Implement Add for String + String

Also, I’m +1 for better error messages for "str1" + "str2" (fails with an impl Add is missing for &'static str) and for "str1".to_owned()+"str2".to_owned() (fails with mistmatched types) with some more user-friendly messages to avoid newcommers shock about concatenation.

And I’m -1 for adding String + String and &str + &str impls.

++ has a lot of appeal as a concatenation operator.

6 Likes

The Add operator is already used for some sequences. For example ndarray, rulinalg, nalgebra use them for array/vector/vector addition. For the dynamic length cases it does make sense for them to define distinct concat and addition operators.

I guess the conversation is going more towards new operators for concatenation. But I wanted to take a second look at a StringBuilder as I think it might be more appropriate in Rust than simple string concatenation. I whipped together a simple (and possibly buggy) microbenchmark for people to think about. Here it is.

test format_string_building_lorum_noloop           ... bench:         280 ns/iter (+/- 35)
test format_string_building_short_noloop           ... bench:         214 ns/iter (+/- 53)
test naive_string_building_lorum_loop              ... bench:         140 ns/iter (+/- 19)
test naive_string_building_lorum_loop_many         ... bench:     655,227 ns/iter (+/- 184,016)
test naive_string_building_lorum_noloop            ... bench:         132 ns/iter (+/- 29)
test naive_string_building_short_loop              ... bench:         132 ns/iter (+/- 78)
test naive_string_building_short_loop_many         ... bench:      28,471 ns/iter (+/- 9,805)
test naive_string_building_short_noloop            ... bench:         117 ns/iter (+/- 50)
test stringbuilder_string_building_lorum_loop      ... bench:          82 ns/iter (+/- 19)
test stringbuilder_string_building_lorum_loop_many ... bench:     427,720 ns/iter (+/- 40,376)
test stringbuilder_string_building_short_loop      ... bench:          57 ns/iter (+/- 13)
test stringbuilder_string_building_short_loop_many ... bench:      37,625 ns/iter (+/- 3,937)

An explicit string builder seems to be better except in the case where there are lots of small strings.
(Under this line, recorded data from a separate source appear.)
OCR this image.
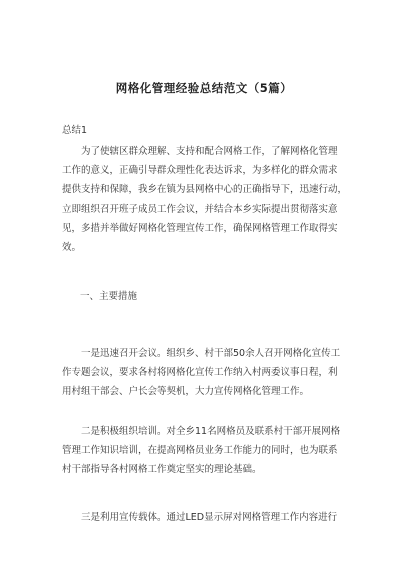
网格化管理经验总结范文（5篇）
总结1
为了使辖区群众理解、支持和配合网格工作，了解网格化管理
工作的意义，正确引导群众理性化表达诉求，为多样化的群众需求
提供支持和保障，我乡在镇为县网格中心的正确指导下，迅速行动，
立即组织召开班子成员工作会议，并结合本乡实际提出贯彻落实意
见，多措并举做好网格化管理宣传工作，确保网格管理工作取得实
效。
一、主要措施
一是迅速召开会议。组织乡、村干部50余人召开网格化宣传工
作专题会议，要求各村将网格化宣传工作纳入村两委议事日程，利
用村组干部会、户长会等契机，大力宣传网格化管理工作。
二是积极组织培训。对全乡11名网格员及联系村干部开展网格
管理工作知识培训，在提高网格员业务工作能力的同时，也为联系
村干部指导各村网格工作奠定坚实的理论基础。
三是利用宣传载体。通过LED显示屏对网格管理工作内容进行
Where there are lots of small strings, the capacity extending of String easily accommodates the concatenations without requiring new copies.

In any event, I think having StringBuilder in std could:

  • Guide people to use it (Q: How do I build a larger string from smaller strings!? A: oh, maybe this “StringBuilder” is the place to look…").

  • Be familiar to java and .net people.

  • In some cases, it’s faster.

  • Offers some nice opportunities for working with iterators. e.g. collection_of_strings.into_iter().filter(no_russian).collect::<StringBuilder>().to_string(); And that’s kind of what @iopq wanted to do in the first place.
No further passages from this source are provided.